More about Sequence


For city dwellers that fancy a romp around a classic corn maze but can’t seem to make it out to the country, Richard Serra’s sculpture Sequence is a nice alternative.

This piece weighs in at a whopping 235 tons and consists of a labyrinth of twisting steel 67 feet long. The journey of this sculpture is almost as long and winding as the piece itself. This sculpture has been moved from New York to Los Angeles to Palo Alto and then finally to San Francisco. Transporting this behemoth requires a dozen flatbed trucks and specialists in rigging objects to man them. Given that San Francisco is the second most densely populated city in the country after NYC, I cannot image what kind of traffic jam ensued when they brought this beauty to its permanent home at the San Francisco Museum of Modern Art, in the heart of downtown. Anyone who has visited San Francisco knows one thing: driving in the city is a nightmarish roller coaster ride. I cannot even fathom how they navigated this baby through the narrow and crowded SF streets.

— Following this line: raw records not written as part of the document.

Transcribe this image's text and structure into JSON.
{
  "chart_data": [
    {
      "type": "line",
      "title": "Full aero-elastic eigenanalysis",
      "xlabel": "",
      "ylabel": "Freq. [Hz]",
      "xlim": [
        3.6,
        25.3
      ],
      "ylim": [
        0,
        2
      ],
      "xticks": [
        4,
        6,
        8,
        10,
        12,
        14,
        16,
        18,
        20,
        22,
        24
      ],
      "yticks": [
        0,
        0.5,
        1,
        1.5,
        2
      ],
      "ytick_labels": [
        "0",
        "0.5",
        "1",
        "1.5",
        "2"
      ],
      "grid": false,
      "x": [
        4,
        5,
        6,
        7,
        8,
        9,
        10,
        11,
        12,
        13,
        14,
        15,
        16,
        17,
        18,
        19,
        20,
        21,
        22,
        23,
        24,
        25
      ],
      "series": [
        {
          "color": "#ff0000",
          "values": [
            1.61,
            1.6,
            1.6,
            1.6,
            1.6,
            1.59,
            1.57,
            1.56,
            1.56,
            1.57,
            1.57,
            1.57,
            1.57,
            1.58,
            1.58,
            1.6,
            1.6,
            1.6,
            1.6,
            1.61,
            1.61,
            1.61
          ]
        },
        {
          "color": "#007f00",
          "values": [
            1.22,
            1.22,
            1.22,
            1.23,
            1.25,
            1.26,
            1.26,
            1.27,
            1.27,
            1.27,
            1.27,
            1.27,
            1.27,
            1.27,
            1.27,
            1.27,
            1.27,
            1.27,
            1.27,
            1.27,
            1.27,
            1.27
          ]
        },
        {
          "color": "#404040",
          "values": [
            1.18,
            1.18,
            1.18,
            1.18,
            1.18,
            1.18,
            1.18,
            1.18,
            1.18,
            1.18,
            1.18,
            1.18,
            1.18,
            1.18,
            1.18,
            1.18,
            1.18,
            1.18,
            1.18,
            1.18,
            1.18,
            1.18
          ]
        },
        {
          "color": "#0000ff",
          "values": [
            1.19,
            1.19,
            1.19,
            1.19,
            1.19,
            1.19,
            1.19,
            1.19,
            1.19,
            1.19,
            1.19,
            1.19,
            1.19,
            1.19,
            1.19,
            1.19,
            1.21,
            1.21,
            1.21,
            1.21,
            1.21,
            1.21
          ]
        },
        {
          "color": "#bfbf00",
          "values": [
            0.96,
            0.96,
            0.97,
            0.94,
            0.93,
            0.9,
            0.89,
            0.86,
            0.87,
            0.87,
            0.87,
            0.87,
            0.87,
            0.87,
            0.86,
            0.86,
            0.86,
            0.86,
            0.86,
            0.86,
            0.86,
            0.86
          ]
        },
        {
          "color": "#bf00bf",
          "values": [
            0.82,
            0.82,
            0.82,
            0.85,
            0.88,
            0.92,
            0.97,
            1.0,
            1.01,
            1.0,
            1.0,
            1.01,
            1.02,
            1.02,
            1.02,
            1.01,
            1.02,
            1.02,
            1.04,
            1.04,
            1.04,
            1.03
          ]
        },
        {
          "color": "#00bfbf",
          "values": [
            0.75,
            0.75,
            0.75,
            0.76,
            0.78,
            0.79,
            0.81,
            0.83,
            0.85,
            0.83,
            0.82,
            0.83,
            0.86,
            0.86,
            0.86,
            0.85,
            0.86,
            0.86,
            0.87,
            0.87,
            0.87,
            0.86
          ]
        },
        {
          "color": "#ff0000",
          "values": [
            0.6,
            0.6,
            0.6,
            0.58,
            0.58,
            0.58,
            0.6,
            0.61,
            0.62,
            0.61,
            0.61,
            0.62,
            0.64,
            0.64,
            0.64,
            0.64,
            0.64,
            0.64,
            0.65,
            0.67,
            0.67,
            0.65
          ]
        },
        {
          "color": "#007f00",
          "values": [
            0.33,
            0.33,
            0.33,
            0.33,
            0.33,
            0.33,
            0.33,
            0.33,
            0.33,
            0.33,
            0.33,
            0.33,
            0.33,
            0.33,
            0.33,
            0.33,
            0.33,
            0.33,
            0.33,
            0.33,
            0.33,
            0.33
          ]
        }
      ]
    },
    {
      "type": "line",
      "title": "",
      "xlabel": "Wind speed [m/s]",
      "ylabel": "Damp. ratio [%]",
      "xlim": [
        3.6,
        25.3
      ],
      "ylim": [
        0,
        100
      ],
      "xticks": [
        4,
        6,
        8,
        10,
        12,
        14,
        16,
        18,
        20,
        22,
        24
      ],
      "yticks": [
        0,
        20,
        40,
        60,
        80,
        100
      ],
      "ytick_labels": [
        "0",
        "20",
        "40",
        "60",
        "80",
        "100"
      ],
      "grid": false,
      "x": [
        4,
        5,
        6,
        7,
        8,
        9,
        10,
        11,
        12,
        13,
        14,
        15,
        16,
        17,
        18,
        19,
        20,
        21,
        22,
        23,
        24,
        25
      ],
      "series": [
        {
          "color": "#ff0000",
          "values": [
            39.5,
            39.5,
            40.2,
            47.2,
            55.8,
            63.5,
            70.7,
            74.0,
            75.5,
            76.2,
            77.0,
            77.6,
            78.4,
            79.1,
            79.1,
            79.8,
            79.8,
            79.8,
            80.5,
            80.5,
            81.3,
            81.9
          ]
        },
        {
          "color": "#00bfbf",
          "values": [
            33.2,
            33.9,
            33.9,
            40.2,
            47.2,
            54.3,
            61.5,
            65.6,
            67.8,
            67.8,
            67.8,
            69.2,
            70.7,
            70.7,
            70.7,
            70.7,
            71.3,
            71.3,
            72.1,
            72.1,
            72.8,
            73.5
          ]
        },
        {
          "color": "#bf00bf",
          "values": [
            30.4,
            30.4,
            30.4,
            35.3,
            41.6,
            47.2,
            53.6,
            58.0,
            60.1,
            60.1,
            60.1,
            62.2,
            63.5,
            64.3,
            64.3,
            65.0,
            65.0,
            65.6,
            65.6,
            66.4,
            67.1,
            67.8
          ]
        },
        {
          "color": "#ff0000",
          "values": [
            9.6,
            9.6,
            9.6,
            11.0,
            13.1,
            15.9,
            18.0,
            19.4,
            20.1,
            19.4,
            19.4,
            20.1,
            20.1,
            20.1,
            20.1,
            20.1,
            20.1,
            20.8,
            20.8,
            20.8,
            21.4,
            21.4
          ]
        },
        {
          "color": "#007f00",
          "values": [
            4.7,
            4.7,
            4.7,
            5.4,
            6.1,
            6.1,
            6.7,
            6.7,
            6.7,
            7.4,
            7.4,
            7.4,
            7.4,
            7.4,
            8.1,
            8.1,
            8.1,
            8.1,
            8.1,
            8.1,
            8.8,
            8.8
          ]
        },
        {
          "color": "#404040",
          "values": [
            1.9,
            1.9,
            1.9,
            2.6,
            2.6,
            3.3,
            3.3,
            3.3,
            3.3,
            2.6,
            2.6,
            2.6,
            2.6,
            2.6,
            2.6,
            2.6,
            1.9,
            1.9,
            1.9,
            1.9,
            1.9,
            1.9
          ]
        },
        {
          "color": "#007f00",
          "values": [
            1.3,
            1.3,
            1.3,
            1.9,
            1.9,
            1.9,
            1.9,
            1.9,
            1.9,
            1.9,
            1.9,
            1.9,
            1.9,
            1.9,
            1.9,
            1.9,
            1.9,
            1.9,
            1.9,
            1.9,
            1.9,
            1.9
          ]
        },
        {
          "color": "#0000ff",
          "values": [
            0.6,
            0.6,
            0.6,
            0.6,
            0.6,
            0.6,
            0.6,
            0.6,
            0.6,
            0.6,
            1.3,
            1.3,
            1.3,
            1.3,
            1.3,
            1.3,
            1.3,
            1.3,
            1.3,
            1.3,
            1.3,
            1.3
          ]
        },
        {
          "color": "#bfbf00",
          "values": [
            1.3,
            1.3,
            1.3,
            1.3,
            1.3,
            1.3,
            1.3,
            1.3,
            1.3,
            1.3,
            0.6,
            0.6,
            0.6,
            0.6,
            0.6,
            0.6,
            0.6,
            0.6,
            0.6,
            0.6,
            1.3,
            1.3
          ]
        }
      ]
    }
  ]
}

Prior to arriving in San Francisco, Sequence spent three years at the Cantor Arts Center at Stanford University. An entire lawn at the center was ripped up and filled in with 23 truckloads of concrete to accommodate this temporary artwork. While this unsettles my inner environmentalist, at least the sculpture got to temporarily exist in its intended outdoor environment. Placing the steel structure outside allowed the metal to rust from a dark umber brown to the lovely orange peel you see today. Curators at the SFMOMA wished the piece had rusted more in the three years it sat outside but with little rain in sunny California, their dreams were quickly snuffed out. And I thought the ramifications of the drought couldn’t get any worse, now our art is starting to suffer too!

Don’t like to pay those museum fees? Well the first floor of the new SFMOMA will be open to the public, so if you’re feeling a bit stingy or times are tough you can still frolic around Serra’s Sequence for free ninety nine. Not a bad deal to see the work one of the masters of minimalist sculpture.